Noninvasive prenatal testing (NIPT) is better than conventional testing for Down syndrome, but its high cost must come down to make it more viable as a first-tier screening test, according to a Canadian study published on December 4 in PLOS One.
Investigators at St. Paul's Hospital and at the University of British Columbia, both located in Vancouver, developed a microsimulation decision-analytic model that they used to perform a probabilistic cost-effective analysis (CEA) of prenatal screening and diagnostic strategies for Down syndrome -- the most common fetal chromosomal abnormality. For the analysis, they assumed a price of $490 for NIPT and they considered a wide range of factors, including testing accuracy, the cost of consultations, and the need for follow-up tests.
Compared with contingent NIPT (NIPT as a second-tier screening test to follow up on a questionable finding with a traditional test), universal NIPT as a first-tier screening test is not cost-effective at its current price, senior author and health economist Aslam Anis, PhD, director of the Centre for Health Evaluation & Outcome Sciences (CHÉOS) at the University of British Columbia, and colleagues wrote. This conclusion is based on an incremental cost-effectiveness ratio of more than $100,000 per quality-adjusted life year (QALY). Moreover, contingent NIPT also had the lowest cost per case of Down syndrome.
Where does NIPT fit in?
Noninvasive prenatal testing is more accurate than traditional serum biochemical and nuchal translucency screening tests for fetal anomalies and, consequently, is less likely to result in invasive follow-up tests. But the higher price tag affects decisions about using it upfront.
For the study, the researchers used their model to follow simulated pregnant women through their pregnancy period. The model included three comparators: serum-only screening, contingent NIPT, and universal NIPT. To address uncertainty around the model, the researchers used a Monte Carlo simulation to obtain the expected values of costs and QALYs in the base case and in all scenario analyses.

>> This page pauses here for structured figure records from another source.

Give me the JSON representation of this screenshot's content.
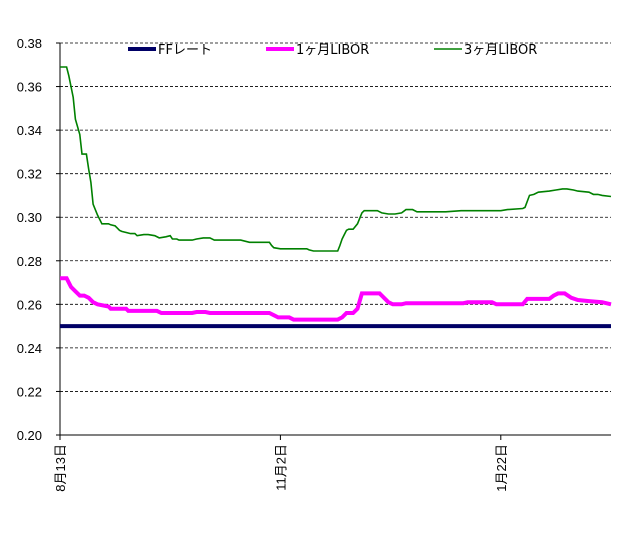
{
  "chart_data": {
    "type": "line",
    "title": "",
    "xlabel": "",
    "ylabel": "",
    "ylim": [
      0.2,
      0.38
    ],
    "y_ticks": [
      "0.38",
      "0.36",
      "0.34",
      "0.32",
      "0.30",
      "0.28",
      "0.26",
      "0.24",
      "0.22",
      "0.20"
    ],
    "y_tick_values": [
      0.38,
      0.36,
      0.34,
      0.32,
      0.3,
      0.28,
      0.26,
      0.24,
      0.22,
      0.2
    ],
    "x_range": [
      0,
      250
    ],
    "x_ticks": [
      {
        "label": "8月13日",
        "x": 0
      },
      {
        "label": "11月2日",
        "x": 100
      },
      {
        "label": "1月22日",
        "x": 200
      }
    ],
    "grid": true,
    "legend_position": "top",
    "series": [
      {
        "name": "FFレート",
        "color": "#000066",
        "points": [
          [
            0,
            0.25
          ],
          [
            250,
            0.25
          ]
        ]
      },
      {
        "name": "1ヶ月LIBOR",
        "color": "#ff00ff",
        "points": [
          [
            0,
            0.272
          ],
          [
            3,
            0.272
          ],
          [
            5,
            0.268
          ],
          [
            7,
            0.266
          ],
          [
            9,
            0.264
          ],
          [
            11,
            0.264
          ],
          [
            13,
            0.263
          ],
          [
            15,
            0.261
          ],
          [
            17,
            0.26
          ],
          [
            22,
            0.259
          ],
          [
            23,
            0.258
          ],
          [
            30,
            0.258
          ],
          [
            31,
            0.257
          ],
          [
            44,
            0.257
          ],
          [
            46,
            0.256
          ],
          [
            60,
            0.256
          ],
          [
            62,
            0.2565
          ],
          [
            66,
            0.2565
          ],
          [
            68,
            0.256
          ],
          [
            95,
            0.256
          ],
          [
            97,
            0.255
          ],
          [
            99,
            0.254
          ],
          [
            104,
            0.254
          ],
          [
            106,
            0.253
          ],
          [
            126,
            0.253
          ],
          [
            128,
            0.254
          ],
          [
            130,
            0.256
          ],
          [
            133,
            0.256
          ],
          [
            135,
            0.258
          ],
          [
            137,
            0.265
          ],
          [
            145,
            0.265
          ],
          [
            147,
            0.263
          ],
          [
            149,
            0.261
          ],
          [
            151,
            0.26
          ],
          [
            155,
            0.26
          ],
          [
            157,
            0.2605
          ],
          [
            183,
            0.2605
          ],
          [
            185,
            0.261
          ],
          [
            196,
            0.261
          ],
          [
            198,
            0.26
          ],
          [
            210,
            0.26
          ],
          [
            212,
            0.2625
          ],
          [
            222,
            0.2625
          ],
          [
            224,
            0.264
          ],
          [
            226,
            0.265
          ],
          [
            229,
            0.265
          ],
          [
            232,
            0.263
          ],
          [
            235,
            0.262
          ],
          [
            240,
            0.2615
          ],
          [
            246,
            0.261
          ],
          [
            250,
            0.26
          ]
        ]
      },
      {
        "name": "3ヶ月LIBOR",
        "color": "#008000",
        "points": [
          [
            0,
            0.369
          ],
          [
            3,
            0.369
          ],
          [
            4,
            0.365
          ],
          [
            6,
            0.355
          ],
          [
            7,
            0.345
          ],
          [
            9,
            0.338
          ],
          [
            10,
            0.329
          ],
          [
            12,
            0.329
          ],
          [
            13,
            0.322
          ],
          [
            14,
            0.316
          ],
          [
            15,
            0.306
          ],
          [
            17,
            0.301
          ],
          [
            18,
            0.299
          ],
          [
            19,
            0.297
          ],
          [
            21,
            0.297
          ],
          [
            22,
            0.297
          ],
          [
            23,
            0.2965
          ],
          [
            25,
            0.296
          ],
          [
            26,
            0.295
          ],
          [
            27,
            0.294
          ],
          [
            28,
            0.2935
          ],
          [
            32,
            0.2925
          ],
          [
            34,
            0.2925
          ],
          [
            35,
            0.2915
          ],
          [
            38,
            0.292
          ],
          [
            40,
            0.292
          ],
          [
            43,
            0.2915
          ],
          [
            45,
            0.2905
          ],
          [
            48,
            0.291
          ],
          [
            50,
            0.2915
          ],
          [
            51,
            0.29
          ],
          [
            53,
            0.29
          ],
          [
            54,
            0.2895
          ],
          [
            58,
            0.2895
          ],
          [
            60,
            0.2895
          ],
          [
            62,
            0.29
          ],
          [
            65,
            0.2905
          ],
          [
            68,
            0.2905
          ],
          [
            70,
            0.2895
          ],
          [
            75,
            0.2895
          ],
          [
            82,
            0.2895
          ],
          [
            86,
            0.2885
          ],
          [
            95,
            0.2885
          ],
          [
            96,
            0.287
          ],
          [
            97,
            0.286
          ],
          [
            100,
            0.2855
          ],
          [
            112,
            0.2855
          ],
          [
            113,
            0.285
          ],
          [
            115,
            0.2845
          ],
          [
            126,
            0.2845
          ],
          [
            127,
            0.287
          ],
          [
            128,
            0.29
          ],
          [
            129,
            0.292
          ],
          [
            130,
            0.294
          ],
          [
            131,
            0.2945
          ],
          [
            133,
            0.2945
          ],
          [
            135,
            0.297
          ],
          [
            137,
            0.302
          ],
          [
            138,
            0.303
          ],
          [
            144,
            0.303
          ],
          [
            146,
            0.302
          ],
          [
            149,
            0.3015
          ],
          [
            152,
            0.3015
          ],
          [
            155,
            0.302
          ],
          [
            157,
            0.3035
          ],
          [
            160,
            0.3035
          ],
          [
            162,
            0.3025
          ],
          [
            175,
            0.3025
          ],
          [
            182,
            0.303
          ],
          [
            190,
            0.303
          ],
          [
            200,
            0.303
          ],
          [
            203,
            0.3035
          ],
          [
            210,
            0.304
          ],
          [
            211,
            0.3045
          ],
          [
            213,
            0.31
          ],
          [
            215,
            0.3105
          ],
          [
            217,
            0.3115
          ],
          [
            222,
            0.312
          ],
          [
            225,
            0.3125
          ],
          [
            228,
            0.313
          ],
          [
            230,
            0.313
          ],
          [
            233,
            0.3125
          ],
          [
            235,
            0.312
          ],
          [
            240,
            0.3115
          ],
          [
            242,
            0.3105
          ],
          [
            244,
            0.3105
          ],
          [
            246,
            0.31
          ],
          [
            250,
            0.3095
          ]
        ]
      }
    ]
  }
}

The investigators conducted base case and scenario analyses by repeating the microsimulation 1,000 times for a sample of 45,605 pregnant women from the 4.8 million population of British Columbia.
Based on the results of the CEA, contingent NIPT dominated over the serum-only strategy. The contingent strategy yielded a lower long-term cost, a lower cost per case detected, and a slightly greater QALY gain (or a lower QALY loss). The long-term cost of universal NIPT per pregnant woman was $507, compared with $314 for contingent NIPT, the investigators reported.
Utilizing universal NIPT as a first-tier screening test yielded a small gain, or less of a loss, in QALY -- 0.0925 QALY loss in contingent NIPT versus 0.0918 for universal NIPT. But at the willingness-to-pay threshold of $50,000 per QALY gained, universal NIPT was only cost-effective in 5% of the runs.
The use of universal NIPT resulted in more detected cases of Down syndrome than did contingent NIPT. On average, 117 cases were detected with universal NIPT, compared with 108 cases using contingent NIPT. Taking into account costs until the end of pregnancy, costs for each detected case totaled $124,076 for universal NIPT, compared with $47,210 for contingent NIPT.
"By employing a microsimulation model instead of a cohort-based model, we accommodated the heterogeneity among pregnant women and were able to track their individual pathways," the authors wrote. "Furthermore, the information we used, such as maternal age distribution, maternal age-specific update rate of screening, and costs of [healthcare] services, were obtained from the most recent data sources as well as real-world observations."